Kamis, 28 Oktober 2010

...

Ada banyak senyum yang akan kau ingat tapi tidak sedikit juga air mata yang kau akan rasakan basahnya. Suka cita memang tidak seharusnya akrab dengan duka, tetapi dunia menjadi tempat terpantas bertemunya kedua rasa itu. Banyak hal yang pernah, sedang dan akan terjadi, dan semua itu akan terbelah posisi akhirnya pada dua keadaan tadi; suka dan duka. Terkadang kita harus diam sejenak untuk merenungkan hakikat-hakikat dibalik itu semua. Uniknya respon emosi pada keduanya tak jarang dalam bentuk yang sama, meneteskan air mata.

Rabu, 20 Oktober 2010

Diskusi: Kanibalisme Keuangan Syariah

Assalamualaikum Wr.

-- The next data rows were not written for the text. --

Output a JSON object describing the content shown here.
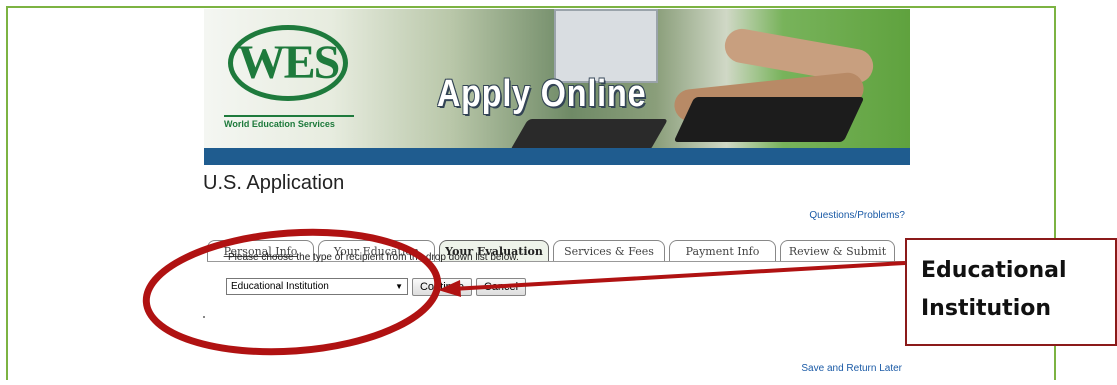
{
  "header": {
    "logo_text": "WES",
    "logo_subtext": "World Education Services",
    "banner_text": "Apply Online"
  },
  "page": {
    "title": "U.S. Application",
    "help_link": "Questions/Problems?",
    "save_link": "Save and Return Later"
  },
  "tabs": [
    {
      "label": "Personal Info"
    },
    {
      "label": "Your Education"
    },
    {
      "label": "Your Evaluation"
    },
    {
      "label": "Services & Fees"
    },
    {
      "label": "Payment Info"
    },
    {
      "label": "Review & Submit"
    }
  ],
  "form": {
    "instruction": "Please choose the type of recipient from the drop down list below.",
    "recipient_select_value": "Educational Institution",
    "continue_label": "Continue",
    "cancel_label": "Cancel"
  },
  "callout": {
    "line1": "Educational",
    "line2": "Institution"
  },
  "colors": {
    "frame_border": "#7cb342",
    "annotation_red": "#b01212",
    "link_blue": "#1a5aa6",
    "banner_strip": "#1f5c8f"
  }
}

Wb.

Beberapa waktu yang lalu, secara kebetulan, saya sempat mengikuti perkembangan isu tersebut pada sebuah acara diskusi terbatas, dimana keberadaan Sukuk Negara sedikit banyak telah mengganggu likuiditas bank syariah. Dalam hal ini pemerintah beralasan bahwa private placement Kementerian Agama pada SDHI bertujuan agar adanya jaminan kepastian akan dana haji tersebut sehingga Pemerintah merasa memiliki wewenang. Mereka beralasan jika dana haji ini ditempatkan pada sektor swasta, ada kekhawatiran jika, katakanlah sektor swasta ini mengalami masalah (kemungkinan terburuknya adalah collaps).

Pertanyaan saya, apakah alasan Pemerintah dalam hal ini Kementerian Keuangan ini sudah rasional? Mohon penjelasannya.

Best regards,

Untung Kasirin

Blogger PENGURUS berkata...

wa'alaikumussalam...

syukron atas responnya akhi, sangat membingungkan alasan pemerintah itu, mengingat tujuan dikeluarkannya sebuah instrumen lebih karena pertimbangan kebutuhan si pengeluar instrumen, dalam hal ini pemerintah (kita tahu pemerintah butuh dana untuk menutupi target budget defisit yang telah ditetapkan).

jadi tujuan dikeluarkannya instrumen akan sangat lemah alasannya karena potensi yang melekat pada dana masyarakat, seperti yang alasan pemerintah yang antum ungkapkan itu.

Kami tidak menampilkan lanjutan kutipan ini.